Arabs need a revolution in thought, not politics

The Arab mentality prevents real progress from taking place in a region starving for reform.

Egyptians vote in elections 311 (photo credit: Reuters)
Egyptians vote in elections 311
(photo credit: Reuters)
Since September 11, 2001, most western intellectuals and political leaders have advocated that democracy represents the best solution for the problems brought upon by the Arab world, particularly radical Islam.
Unfortunately, democracy in Iraq has not proved to be an astonishing success, and has resulted in discrimination against the Christian minority within the country.  In the same vein, democracy in Gaza resulted in Hamas being elected to power. The Arab Spring is likely to continue empowering Islamist movements that will end any hope for modernity within the Arab world.
Dreaming about democracy without first setting its foundations is similar to dreaming about having a fruit tree without even sowing the seed. Rather than focusing solely on establishing election-ballot systems, it would have been far more preferable for the West to exercise its influence over the Arab world by assisting in establishing some democratic fundamentals, such as respecting the civil rights of minorities – a by-product of learning to accept the “Other.”
Since these foundations are so vital for making a democracy fruitful, educational and ideological reform will need to have taken place long before any political reform is able to succeed. After all, the real problems in the Arab world mainly stem from wide-spread, self-destructive societal mores.
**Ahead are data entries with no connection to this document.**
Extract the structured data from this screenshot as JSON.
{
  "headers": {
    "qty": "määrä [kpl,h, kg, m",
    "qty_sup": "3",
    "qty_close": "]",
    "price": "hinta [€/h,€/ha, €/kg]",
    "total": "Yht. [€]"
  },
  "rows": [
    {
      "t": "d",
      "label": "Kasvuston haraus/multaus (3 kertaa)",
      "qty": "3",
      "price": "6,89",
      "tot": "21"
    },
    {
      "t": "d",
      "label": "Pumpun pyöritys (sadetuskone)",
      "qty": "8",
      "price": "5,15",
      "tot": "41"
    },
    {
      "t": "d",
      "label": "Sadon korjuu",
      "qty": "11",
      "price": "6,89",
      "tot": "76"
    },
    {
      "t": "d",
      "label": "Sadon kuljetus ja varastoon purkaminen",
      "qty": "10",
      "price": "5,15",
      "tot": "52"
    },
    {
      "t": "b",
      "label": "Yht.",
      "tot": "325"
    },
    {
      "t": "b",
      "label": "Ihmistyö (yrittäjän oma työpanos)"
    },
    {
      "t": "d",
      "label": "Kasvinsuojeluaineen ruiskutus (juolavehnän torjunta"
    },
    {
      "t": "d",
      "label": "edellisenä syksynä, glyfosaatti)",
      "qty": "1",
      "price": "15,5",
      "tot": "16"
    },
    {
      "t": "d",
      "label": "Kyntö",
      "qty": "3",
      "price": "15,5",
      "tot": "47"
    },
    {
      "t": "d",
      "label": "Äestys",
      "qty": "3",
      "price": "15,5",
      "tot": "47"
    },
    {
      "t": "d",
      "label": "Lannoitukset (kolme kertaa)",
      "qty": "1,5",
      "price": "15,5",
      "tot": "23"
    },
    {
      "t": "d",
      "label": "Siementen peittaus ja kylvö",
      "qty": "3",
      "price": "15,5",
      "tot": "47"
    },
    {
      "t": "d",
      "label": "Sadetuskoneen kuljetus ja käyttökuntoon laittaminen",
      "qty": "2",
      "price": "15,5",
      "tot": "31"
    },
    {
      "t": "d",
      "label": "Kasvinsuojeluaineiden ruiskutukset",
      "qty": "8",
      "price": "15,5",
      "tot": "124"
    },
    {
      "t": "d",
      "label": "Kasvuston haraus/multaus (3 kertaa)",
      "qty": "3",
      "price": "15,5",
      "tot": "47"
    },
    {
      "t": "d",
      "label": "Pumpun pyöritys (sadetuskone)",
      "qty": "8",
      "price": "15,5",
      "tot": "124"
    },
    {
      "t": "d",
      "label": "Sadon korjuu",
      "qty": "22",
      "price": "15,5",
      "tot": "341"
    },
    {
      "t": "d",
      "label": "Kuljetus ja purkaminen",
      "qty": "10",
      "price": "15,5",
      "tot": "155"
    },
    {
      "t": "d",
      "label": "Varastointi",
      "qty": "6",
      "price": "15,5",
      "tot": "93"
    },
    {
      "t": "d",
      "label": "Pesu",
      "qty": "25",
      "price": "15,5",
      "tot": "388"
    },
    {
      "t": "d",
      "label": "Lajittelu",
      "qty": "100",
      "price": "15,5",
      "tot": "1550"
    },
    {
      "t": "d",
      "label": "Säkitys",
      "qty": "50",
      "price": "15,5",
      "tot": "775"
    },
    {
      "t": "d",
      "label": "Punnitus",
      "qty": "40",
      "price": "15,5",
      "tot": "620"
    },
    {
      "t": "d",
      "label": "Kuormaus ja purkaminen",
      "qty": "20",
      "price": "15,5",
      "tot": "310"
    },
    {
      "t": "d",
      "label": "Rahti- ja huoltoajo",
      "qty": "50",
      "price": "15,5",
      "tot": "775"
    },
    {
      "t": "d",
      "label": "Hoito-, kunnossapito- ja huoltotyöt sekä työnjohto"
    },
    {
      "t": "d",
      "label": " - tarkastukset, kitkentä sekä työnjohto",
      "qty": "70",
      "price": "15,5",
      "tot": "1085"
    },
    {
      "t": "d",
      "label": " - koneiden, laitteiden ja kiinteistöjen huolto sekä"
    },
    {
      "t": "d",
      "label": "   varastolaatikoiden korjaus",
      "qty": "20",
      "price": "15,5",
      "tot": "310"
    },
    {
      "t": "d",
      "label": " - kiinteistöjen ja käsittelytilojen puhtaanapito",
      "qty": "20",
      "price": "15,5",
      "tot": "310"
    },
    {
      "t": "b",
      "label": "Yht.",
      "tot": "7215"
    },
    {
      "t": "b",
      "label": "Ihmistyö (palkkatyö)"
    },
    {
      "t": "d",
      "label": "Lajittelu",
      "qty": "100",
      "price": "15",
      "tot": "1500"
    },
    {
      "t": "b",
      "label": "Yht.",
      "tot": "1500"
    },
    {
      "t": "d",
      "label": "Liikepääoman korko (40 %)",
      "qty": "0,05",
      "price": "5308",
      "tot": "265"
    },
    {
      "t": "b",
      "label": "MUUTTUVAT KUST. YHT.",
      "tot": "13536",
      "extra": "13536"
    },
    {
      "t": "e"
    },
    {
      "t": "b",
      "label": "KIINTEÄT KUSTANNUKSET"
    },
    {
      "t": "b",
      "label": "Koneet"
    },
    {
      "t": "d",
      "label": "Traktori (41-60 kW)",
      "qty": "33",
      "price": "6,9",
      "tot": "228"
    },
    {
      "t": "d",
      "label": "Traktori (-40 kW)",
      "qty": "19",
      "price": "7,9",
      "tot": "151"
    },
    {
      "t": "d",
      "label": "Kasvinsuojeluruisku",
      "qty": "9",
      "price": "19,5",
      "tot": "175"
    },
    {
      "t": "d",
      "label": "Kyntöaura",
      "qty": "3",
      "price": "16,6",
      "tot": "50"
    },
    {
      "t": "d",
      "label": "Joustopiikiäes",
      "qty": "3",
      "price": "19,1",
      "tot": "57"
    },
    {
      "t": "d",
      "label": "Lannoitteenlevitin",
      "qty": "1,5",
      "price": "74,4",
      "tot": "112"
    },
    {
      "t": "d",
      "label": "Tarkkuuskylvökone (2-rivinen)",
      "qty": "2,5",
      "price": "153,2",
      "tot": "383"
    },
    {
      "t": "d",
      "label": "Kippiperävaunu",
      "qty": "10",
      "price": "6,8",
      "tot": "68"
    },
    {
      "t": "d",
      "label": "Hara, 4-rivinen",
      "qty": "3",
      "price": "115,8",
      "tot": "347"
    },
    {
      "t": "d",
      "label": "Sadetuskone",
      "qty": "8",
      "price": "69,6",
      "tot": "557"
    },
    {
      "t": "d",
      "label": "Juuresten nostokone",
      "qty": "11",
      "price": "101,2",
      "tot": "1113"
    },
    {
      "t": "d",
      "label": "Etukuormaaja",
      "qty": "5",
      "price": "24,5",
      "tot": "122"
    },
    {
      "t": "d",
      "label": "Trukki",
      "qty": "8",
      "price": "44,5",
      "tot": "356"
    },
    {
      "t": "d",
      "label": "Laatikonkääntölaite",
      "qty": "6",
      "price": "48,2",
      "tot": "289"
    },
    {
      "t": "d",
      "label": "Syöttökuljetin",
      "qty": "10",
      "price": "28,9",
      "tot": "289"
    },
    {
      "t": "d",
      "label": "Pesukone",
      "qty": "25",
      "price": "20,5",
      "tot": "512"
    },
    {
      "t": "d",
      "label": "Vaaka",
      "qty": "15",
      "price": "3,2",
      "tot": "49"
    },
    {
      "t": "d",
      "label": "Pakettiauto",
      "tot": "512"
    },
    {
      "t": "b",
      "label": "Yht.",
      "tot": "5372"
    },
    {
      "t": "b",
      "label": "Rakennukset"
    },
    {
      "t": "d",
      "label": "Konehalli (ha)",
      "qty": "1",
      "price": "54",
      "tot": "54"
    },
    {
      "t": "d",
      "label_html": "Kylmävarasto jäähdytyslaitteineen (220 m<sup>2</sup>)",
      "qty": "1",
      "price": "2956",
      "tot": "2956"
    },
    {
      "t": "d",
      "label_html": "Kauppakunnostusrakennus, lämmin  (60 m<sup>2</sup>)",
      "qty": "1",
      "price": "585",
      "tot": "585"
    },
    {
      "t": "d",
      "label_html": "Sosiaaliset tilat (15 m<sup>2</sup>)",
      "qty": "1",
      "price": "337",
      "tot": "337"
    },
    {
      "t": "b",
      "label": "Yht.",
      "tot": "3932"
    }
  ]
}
A few days before 11/11/11, it was discovered that a group of people from various corporations around the world were planning to hold a celebration in front of the pyramids in Giza. A rumor was spread in Egypt that these people were Freemasons and/or Zionists. Despite the lack of any clear evidence, many Egyptians believed the rumor, and planned to go to the pyramids to prevent the celebration by all means.
Instead of focusing their resources on promoting a celebration that could have helped revive Egypt’s collapsing tourism industry, government officials bowed to the will of the rumor-mongers and stopped it. This was just another small example of the government’s ineptitude to do the right thing, be it to nip the rumor in the bud or not to pay any attention to it at all. Consequently, Egyptians will never learn to ignore slanderous rumors, whether they involve Freemasons, Zionists, or the fact that Egypt’s economic problems are due to the US and Israel and are not a result of their own idiocy.
Vengeance is yet another example of the backward, self-destructive societal mores within the Arab world. How can one be brought up to think that the act of dedicating one’s life to take revenge against a perceived enemy is better than improving one’s own productivity? Yet this is the way that many Gazans are brought up; instead of focusing on how they can build up their own society, they focus on nothing but how they can destroy Israel. Needless to say, a mentality of revenge paralyzes the process of productive thinking and steers a nation’s power toward destruction rather than progression.
The desire to destroy others instead of building oneself was recently elucidated when famed Egyptian TV journalist, Ahmad Al-Meslamani publicized one Egyptian man’s wish that all Egyptians be cured of the hepatitis C virus—extremely prevalent among Egyptians—just so that Egypt can finally declare war on Israel and defeat it.
What makes these thought patterns even more damaging is the Arab world’s acute blindness to seeing its own faults over the faults of others. Accusing the West of Islamophobia or other types of discrimination against Islam is a common phenomenon on the Arab street. The lack of self-critique and introspection in the Arab world only exacerbates the problems it faces.
Arab minds are simply unable to see a link between the barbaric behaviors that are practiced in the name of Islam and the negative views about religion that those behaviors generate. They would much prefer to bandy about western terms like “intolerance” than actually reexamine the discriminatory and often violent values of Sharia Law that are widely practiced and taught.   
 
The Arab nations need to wake up to the fact that their real enemy is not Israel, the US, or even the West’s “intolerance.” The only real enemy that needs to be combated is their own self-destructive process of thinking. If these cancerous traits are not addressed and treated accordingly, the political reforms of the Arab Spring will no doubt prove to be fruitless at best. At worst, the reforms will prove counterproductive, and may even cause more damage.
The writer is an Islamic thinker and reformer, and a one-time Islamic extremist from Egypt. He was a member of the terrorist organization JI with Dr. Ayman al-Zawahiri, who later became the second-in-command of al-Qaeda. He is currently a senior fellow and chairman of the study of Islamic radicalism at the Potomac Institute for Policy Studies. www.tawfikhamid.com.